Direct download links available for Free Super Scratch Programming Adventure!: Learn to Program By Making Cool Games
- Paperback: 160 pages
- Publisher: No Starch Press (August 30, 2012)
- Language: English
- ISBN-10: 1593274092
- ISBN-13: 978-1593274092
- Product Dimensions: 0.5 x 6.8 x 9.4 inches
- Shipping Weight: 14.4 ounces (View shipping rates and policies)
Free Super Scratch Programming Adventure!: Learn to Program By Making Cool Games
This book's subtitle is "Learn to program by making cool games!" but let me say right at the start: this book doesn't really teach you how to program in general. Instead it teaches you how to program the Scratch game programming environment.
Scratch is a mostly drag-and-drop environment that lets you build simple animations, play sounds, and determine when objects overlap. The book walks you through creating some very simple games such as making characters walk around the screen, collecting "dimensional strings" without getting zapped, dodging bad guys in a maze, and battling dark wizards in space.
The games are corny but don't let the simplicity of the storyline fool you. Although the games seem simple, they introduce important programming concepts. They show how to use variables, loops, events, broadcast messages, sprites, animation, timing, pseudorandom numbers, sound, and more. They also show how to use the Scratch programming environment to build programs, edit images, and interact with the user.
After reading this book and working through the example games, you won't know how to program in general-purpose languages such as Java, C++, C#, or Visual Basic, but you will know some of the fundamentals needed to understand those languages so learning them should be a bit easier. There are many differences between Scratch's drag-and-drop approach and those other languages, which require much more typing, but Scratch may provide a gentle and entertaining introduction to programming concepts. And you just might end up writing some games that are fun enough to be worth playing more than once.
The book's forward says Scratch is designed for ages 8 and up, and that seems about right.
Learn by doing simple games. This is not a book that teaches programming concepts. It just shows you some really simple games you can construct yourself. But key elements of modern programming are there: blocks, event dispatch, listeners, along with usual variables and control statements. The language scratch makes it easy to write these since you cut and past graphic elements and fill in the blanks (loop limits or comparisons). This book gives you a series of 9 games to write and gives you the code. the games are simple but just what kids like: sprites move around and interact with objects in a single window. I sat with my kids after the first couple chapters once they were hooked to give them concepts like dont' re-write a simmilar peice of code when you already have a debugged one you could cut and past. I explained the idea of why we separate a listener and event (the book doesn't explain the abstraction just the practical use of them, since you have to have the sprite objects send messages to each other when they do something). They immediately got the idea of X and Y coordinates from this when they had struggled with that in homework.

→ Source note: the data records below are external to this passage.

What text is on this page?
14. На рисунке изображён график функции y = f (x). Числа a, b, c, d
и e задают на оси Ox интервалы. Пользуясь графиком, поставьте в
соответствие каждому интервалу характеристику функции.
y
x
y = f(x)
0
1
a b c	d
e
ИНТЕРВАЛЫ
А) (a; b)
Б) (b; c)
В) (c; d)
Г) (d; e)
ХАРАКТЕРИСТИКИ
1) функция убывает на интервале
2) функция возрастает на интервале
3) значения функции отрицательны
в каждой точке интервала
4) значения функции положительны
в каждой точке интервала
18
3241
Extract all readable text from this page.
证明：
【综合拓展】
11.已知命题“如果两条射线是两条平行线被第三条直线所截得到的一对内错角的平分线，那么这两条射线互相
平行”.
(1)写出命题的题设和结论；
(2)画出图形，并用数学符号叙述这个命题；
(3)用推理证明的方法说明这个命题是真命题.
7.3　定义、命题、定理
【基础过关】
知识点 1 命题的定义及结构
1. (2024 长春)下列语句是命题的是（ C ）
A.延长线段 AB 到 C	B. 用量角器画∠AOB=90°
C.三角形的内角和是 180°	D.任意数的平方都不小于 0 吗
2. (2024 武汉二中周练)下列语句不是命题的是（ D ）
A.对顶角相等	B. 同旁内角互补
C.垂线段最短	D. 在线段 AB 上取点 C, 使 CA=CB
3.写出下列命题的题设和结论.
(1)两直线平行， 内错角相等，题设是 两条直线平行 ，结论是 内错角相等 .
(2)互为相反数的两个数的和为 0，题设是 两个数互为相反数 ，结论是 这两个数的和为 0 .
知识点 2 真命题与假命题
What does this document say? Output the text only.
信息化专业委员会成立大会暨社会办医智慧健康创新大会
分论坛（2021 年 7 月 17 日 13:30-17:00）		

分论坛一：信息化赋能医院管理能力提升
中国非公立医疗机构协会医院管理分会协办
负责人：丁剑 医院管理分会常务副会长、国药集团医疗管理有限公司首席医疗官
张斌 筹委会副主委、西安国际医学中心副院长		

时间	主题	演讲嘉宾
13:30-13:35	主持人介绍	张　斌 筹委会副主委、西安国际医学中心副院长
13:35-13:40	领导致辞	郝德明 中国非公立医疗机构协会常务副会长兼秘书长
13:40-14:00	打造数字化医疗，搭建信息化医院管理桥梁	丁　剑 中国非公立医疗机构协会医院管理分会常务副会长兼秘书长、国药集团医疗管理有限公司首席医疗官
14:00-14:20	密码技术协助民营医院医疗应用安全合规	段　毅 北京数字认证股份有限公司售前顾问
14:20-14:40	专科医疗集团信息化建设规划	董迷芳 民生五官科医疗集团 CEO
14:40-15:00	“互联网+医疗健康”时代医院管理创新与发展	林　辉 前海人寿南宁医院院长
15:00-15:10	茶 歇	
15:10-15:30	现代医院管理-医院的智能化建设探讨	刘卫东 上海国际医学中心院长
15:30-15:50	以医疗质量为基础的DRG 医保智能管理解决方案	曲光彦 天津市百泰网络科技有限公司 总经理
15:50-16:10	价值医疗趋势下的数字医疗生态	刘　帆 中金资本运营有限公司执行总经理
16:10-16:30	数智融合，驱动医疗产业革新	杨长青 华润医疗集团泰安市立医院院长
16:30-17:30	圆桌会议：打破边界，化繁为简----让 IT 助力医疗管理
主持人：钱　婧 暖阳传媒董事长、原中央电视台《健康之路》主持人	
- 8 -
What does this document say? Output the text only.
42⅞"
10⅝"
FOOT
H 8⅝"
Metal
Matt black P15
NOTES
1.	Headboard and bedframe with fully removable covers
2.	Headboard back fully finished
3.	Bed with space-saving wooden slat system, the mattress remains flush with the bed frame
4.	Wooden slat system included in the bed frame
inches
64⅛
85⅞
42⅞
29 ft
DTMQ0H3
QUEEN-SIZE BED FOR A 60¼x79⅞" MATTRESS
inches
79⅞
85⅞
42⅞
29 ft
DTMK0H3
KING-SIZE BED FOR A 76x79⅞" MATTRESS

I have to say I was not impressed with the book when I first flipped through it. it seemed too simple. But I recalled that I learned when I was little from a game book too. But Holy cow! I was surprised when this went down as easy as a bowl of fruit loops. The kids think of programming as a game now and beg to get more programming time instead of their other video games. They write their own code for fun then and it's of course terrible in design-- then we sit together and try to think of a better design. perfect! So this book knows its audience better than I did.